Mayor of Albany, Georgia
- Incumbent
- Assumed office January 13, 2020
- Preceded by: Dorothy Hubbard

= Bo Dorough =

American lawyer and politician

Kermit "Bo" Dorough, Jr. is an American lawyer and politician who has served as the mayor of Albany, Georgia, since 2020.

==Early life and career==
Dorough was born and raised in Cordele, Georgia. He graduated from Georgia Southern College in 1983 and from the University of Georgia School of Law in 1986. He began practicing law in Albany in 1987.

In 1999, Dorough was elected to the Albany City Commission as a Commissioner for the city's Ward IV. He continued to hold this position until 2008, when he ran for mayor of Albany, losing to incumbent Willie Adams.

== Mayor of Albany ==

=== Election ===
In 2019, he ran for mayor again, and he was one of two candidates, along with incumbent Dorothy Hubbard, who advanced from the November 5 election to a December 3 runoff. Dorough narrowly won the runoff in an outcome described by the Albany Herald as a "stunning upset".

Dorough himself stated that he was not surprised by his victory, noting that Hubbard had only won 30% of the vote in the first round of voting and saying, "I didn't really see it as a big upset." He was sworn in as mayor on January 13, 2020.

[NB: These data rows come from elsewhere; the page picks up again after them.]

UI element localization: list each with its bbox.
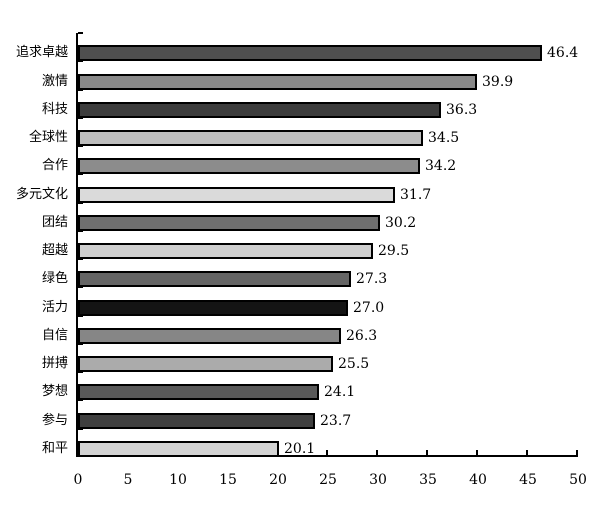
bar <box>78 158 420 174</box>
bar <box>78 130 423 146</box>
bar <box>78 413 315 429</box>
category-label: 自信 <box>41 328 68 343</box>
x-tick-label: 15 <box>219 472 237 488</box>
x-tick-label: 10 <box>169 472 187 488</box>
bar <box>78 271 351 287</box>
category-label: 团结 <box>41 215 68 230</box>
category-label: 超越 <box>41 243 68 258</box>
category-label: 梦想 <box>41 384 68 399</box>
y-axis <box>76 33 78 457</box>
y-tick <box>78 145 83 147</box>
x-tick-label: 30 <box>369 472 387 488</box>
bar <box>78 441 279 457</box>
value-label: 36.3 <box>446 102 478 118</box>
x-tick <box>526 450 528 455</box>
value-label: 46.4 <box>547 45 579 61</box>
bar <box>78 356 333 372</box>
category-label: 活力 <box>41 300 68 315</box>
x-tick <box>376 450 378 455</box>
y-tick <box>78 371 83 373</box>
category-label: 合作 <box>41 158 68 173</box>
x-tick <box>426 450 428 455</box>
y-tick <box>78 173 83 175</box>
value-label: 30.2 <box>385 215 417 231</box>
x-tick-label: 5 <box>123 472 133 488</box>
value-label: 23.7 <box>320 413 352 429</box>
x-tick-label: 25 <box>319 472 337 488</box>
y-tick <box>78 202 83 204</box>
x-tick-label: 35 <box>419 472 437 488</box>
x-tick-label: 50 <box>569 472 587 488</box>
x-tick-label: 0 <box>73 472 83 488</box>
bar <box>78 384 319 400</box>
bar <box>78 328 341 344</box>
value-label: 20.1 <box>284 441 316 457</box>
y-tick <box>78 258 83 260</box>
value-label: 31.7 <box>400 187 432 203</box>
category-label: 和平 <box>41 441 68 456</box>
x-tick <box>326 450 328 455</box>
bar <box>78 243 373 259</box>
y-tick <box>78 230 83 232</box>
y-tick <box>78 343 83 345</box>
category-label: 激情 <box>41 74 68 89</box>
y-tick <box>78 89 83 91</box>
y-tick <box>78 399 83 401</box>
x-tick-label: 45 <box>519 472 537 488</box>
category-label: 科技 <box>41 102 68 117</box>
y-tick <box>78 60 83 62</box>
x-axis <box>76 455 578 457</box>
value-label: 34.5 <box>428 130 460 146</box>
value-label: 29.5 <box>378 243 410 259</box>
value-label: 24.1 <box>324 384 356 400</box>
category-label: 全球性 <box>28 130 68 145</box>
bar <box>78 45 542 61</box>
value-label: 39.9 <box>482 74 514 90</box>
bar <box>78 300 348 316</box>
x-tick-label: 20 <box>269 472 287 488</box>
y-tick <box>78 428 83 430</box>
x-tick-label: 40 <box>469 472 487 488</box>
bar <box>78 102 441 118</box>
bar <box>78 74 477 90</box>
value-label: 27.3 <box>356 271 388 287</box>
y-tick <box>78 117 83 119</box>
value-label: 27.0 <box>353 300 385 316</box>
y-tick <box>78 32 83 34</box>
x-tick <box>476 450 478 455</box>
category-label: 多元文化 <box>15 187 68 202</box>
x-tick <box>76 450 78 455</box>
y-tick <box>78 286 83 288</box>
category-label: 拼搏 <box>41 356 68 371</box>
value-label: 26.3 <box>346 328 378 344</box>
value-label: 25.5 <box>338 356 370 372</box>
category-label: 追求卓越 <box>15 45 68 60</box>
bar <box>78 187 395 203</box>
bar <box>78 215 380 231</box>
category-label: 绿色 <box>41 271 68 286</box>
category-label: 参与 <box>41 413 68 428</box>
y-tick <box>78 315 83 317</box>
x-tick <box>576 450 578 455</box>
value-label: 34.2 <box>425 158 457 174</box>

Running against three challengers, Dorough was re-elected to a second term on November 7, 2023, earning 53% of the vote to avoid a runoff.

=== Tenure ===
Dorough's first term in office coincided with the onset of the COVID-19 pandemic, which by April 2020 was one of the hardest-hit areas in the country. As Mayor, Dorough pushed through a mask mandate policy that was described as "controversial" among city residents. In the midst of the "Delta surge" in August 2021, Dorough reinstated the mask mandate.

Following a meeting with Senator Jon Ossoff in 2021, Dorough stated that federal funds Albany would receive following the passage of the American Rescue Plan Act of 2021 would prove a "godsend" for Albany's stormwater and sewage systems.

== Personal life ==
Dorough is married to Bonny Blackshear, with whom he has three sons.